Review published on December 18, 2014.Reviewed by jj redfearn

Viet Nam is a country, not a war. There was the French war, various other wars and then the American war, but Viet Nam was not a war. It wasn’t really even two different countries. North and South Vietnam were parts of the same place, sort of akin to the US Northern and Southern states in the 1800’s. Differing ideologies perhaps, but not different countries.

Today Vietnam is one country and a fast growing tourist destination. Amongst others there’s a Dorling Kindersley guide, a Rough Guide and a Lonely Planet guide; there’s no Blue Guide and if you look for books about the country rather than the war thats about all you can find. Rising Dragon is the book that makes up for it.

Hayton’s Vietnam describes a country full of contradiction, in transition. Transition from being broken by war to an integrated whole, from ultra poverty to contained poverty, from traditional to modern, from off-limits to tourist destination, from rural to industrial, from deep-seated family-first control to deep-seated family-first control, from napalm and agent orange to natural beauty, from natural beauty to heavily polluted ecological desert, from centrally managed communist to centrally managed ‘free-market’ capitalist. The latter is a case study in itself.

He tells a story of a country where the Party has total ultimate control but can only exert it occasionally, when it matters strongly. Where contradictory laws are enacted but not enforced, there to be used if necessary so that capitalism and democracy and corruption and dissent can flourish but be stamped on whenever they might disturb the status quo or get out of party control.
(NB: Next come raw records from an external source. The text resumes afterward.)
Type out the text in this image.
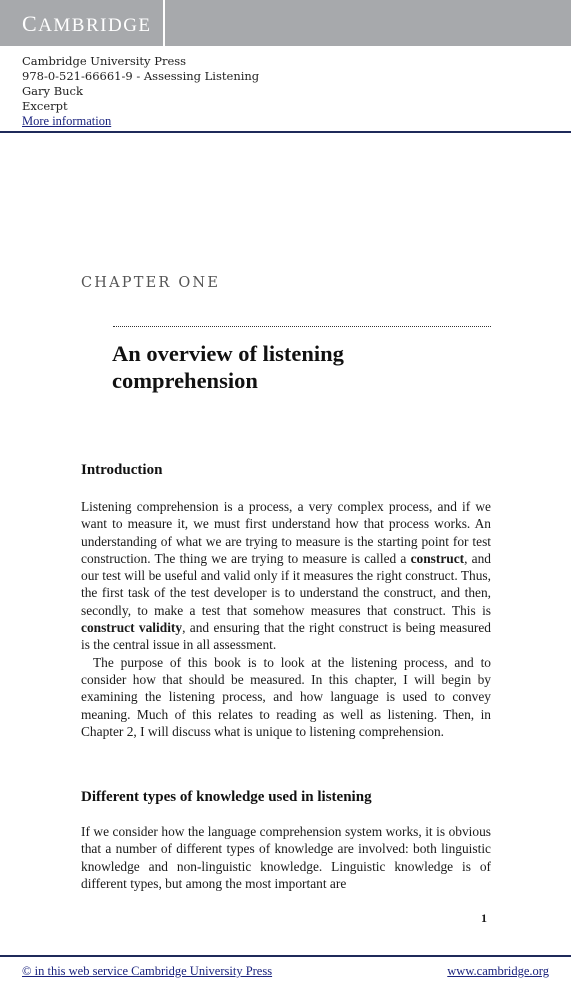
CAMBRIDGE
Cambridge University Press
978-0-521-66661-9 - Assessing Listening
Gary Buck
Excerpt
More information
CHAPTER ONE
An overview of listening
comprehension
Introduction

Listening comprehension is a process, a very complex process, and if we want to measure it, we must first understand how that process works. An understanding of what we are trying to measure is the starting point for test construction. The thing we are trying to measure is called a construct, and our test will be useful and valid only if it measures the right construct. Thus, the first task of the test developer is to understand the construct, and then, secondly, to make a test that somehow measures that construct. This is construct validity, and ensuring that the right construct is being measured is the central issue in all assessment.

The purpose of this book is to look at the listening process, and to consider how that should be measured. In this chapter, I will begin by examining the listening process, and how language is used to convey meaning. Much of this relates to reading as well as listening. Then, in Chapter 2, I will discuss what is unique to listening comprehension.

Different types of knowledge used in listening

If we consider how the language comprehension system works, it is obvious that a number of different types of knowledge are involved: both linguistic knowledge and non-linguistic knowledge. Linguistic knowledge is of different types, but among the most important are

1
© in this web service Cambridge University Press	www.cambridge.org
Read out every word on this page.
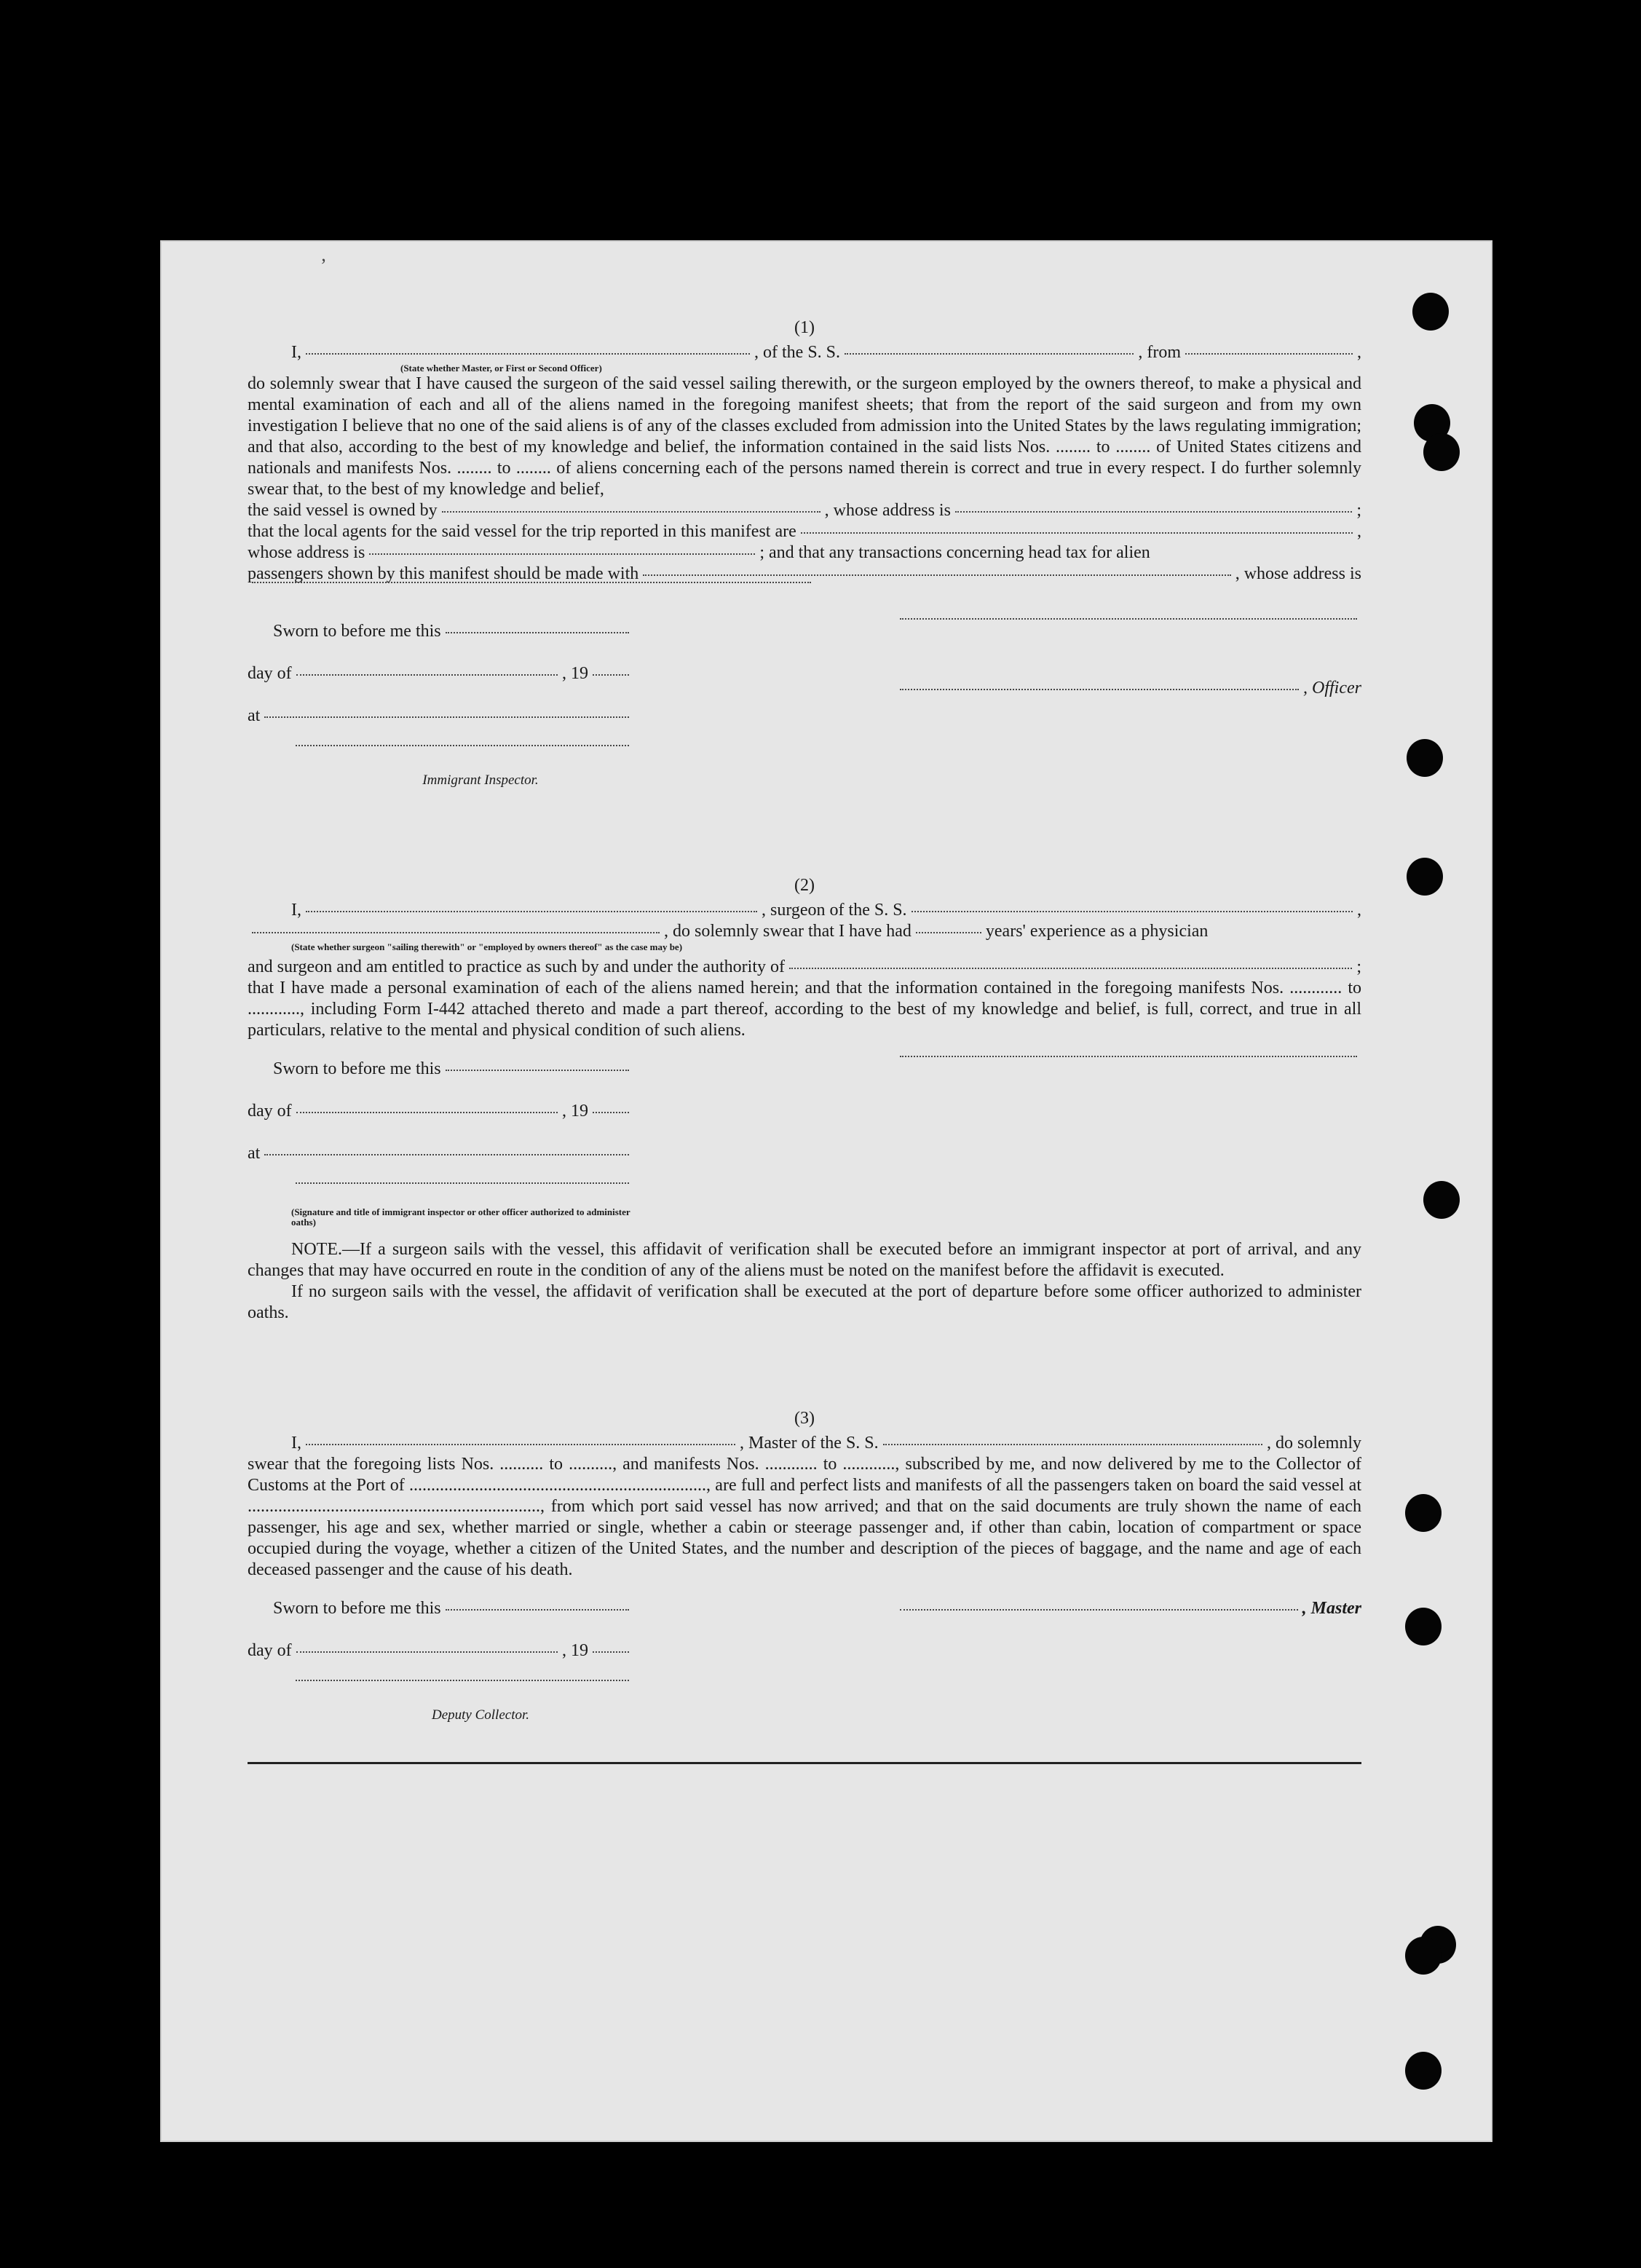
’

(1)

I,	, of the S. S.	, from	,
(State whether Master, or First or Second Officer)

do solemnly swear that I have caused the surgeon of the said vessel sailing therewith, or the surgeon employed by the owners thereof, to make a physical and mental examination of each and all of the aliens named in the foregoing manifest sheets; that from the report of the said surgeon and from my own investigation I believe that no one of the said aliens is of any of the classes excluded from admission into the United States by the laws regulating immigration; and that also, according to the best of my knowledge and belief, the information contained in the said lists Nos. ........ to ........ of United States citizens and nationals and manifests Nos. ........ to ........ of aliens concerning each of the persons named therein is correct and true in every respect. I do further solemnly swear that, to the best of my knowledge and belief,

the said vessel is owned by	, whose address is	;
that the local agents for the said vessel for the trip reported in this manifest are	,
whose address is	; and that any transactions concerning head tax for alien
passengers shown by this manifest should be made with	, whose address is
Sworn to before me this
day of	, 19
at
Immigrant Inspector.
, Officer

(2)

I,	, surgeon of the S. S.	,
, do solemnly swear that I have had	years' experience as a physician
(State whether surgeon "sailing therewith" or "employed by owners thereof" as the case may be)
and surgeon and am entitled to practice as such by and under the authority of	;

that I have made a personal examination of each of the aliens named herein; and that the information contained in the foregoing manifests Nos. ............ to ............, including Form I-442 attached thereto and made a part thereof, according to the best of my knowledge and belief, is full, correct, and true in all particulars, relative to the mental and physical condition of such aliens.

Sworn to before me this
day of	, 19
at
(Signature and title of immigrant inspector or other officer authorized to administer oaths)

NOTE.—If a surgeon sails with the vessel, this affidavit of verification shall be executed before an immigrant inspector at port of arrival, and any changes that may have occurred en route in the condition of any of the aliens must be noted on the manifest before the affidavit is executed.

If no surgeon sails with the vessel, the affidavit of verification shall be executed at the port of departure before some officer authorized to administer oaths.

(3)

I,	, Master of the S. S.	, do solemnly

swear that the foregoing lists Nos. .......... to .........., and manifests Nos. ............ to ............, subscribed by me, and now delivered by me to the Collector of Customs at the Port of ...................................................................., are full and perfect lists and manifests of all the passengers taken on board the said vessel at ..................................................................., from which port said vessel has now arrived; and that on the said documents are truly shown the name of each passenger, his age and sex, whether married or single, whether a cabin or steerage passenger and, if other than cabin, location of compartment or space occupied during the voyage, whether a citizen of the United States, and the number and description of the pieces of baggage, and the name and age of each deceased passenger and the cause of his death.

Sworn to before me this
day of	, 19
Deputy Collector.
, Master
A place with control delegated right down to the lowest community levels so that fitting in and conforming is managed by a small group of neighbours, and then of neighbourhoods, and of villages, towns, cities and regions. Work and benefits depend on conforming, yet if you conform the capitalist sky’s the limit. Where bribery and kickbacks are the norm for everything from getting good marks from the teacher to getting billion dollar contracts for state industries. Where people who are not corrupt are seen as dangerous, anti-social, not to be trusted. And where because its all illegal the Party can stamp on anyone, anytime, if they pose a threat. Everything changes, everything stays the same.

This book is a mirror. Bankers, trade unions, expenses, coverups, pollution, candidate selection processes, ethnic minorities, vote rigging, immigration, its all there. See it now before it disappears. Vietnam is a case study for the world.

Hayton’s ultimate question is where next for Vietnam. It could as easily be a question for the whole planet.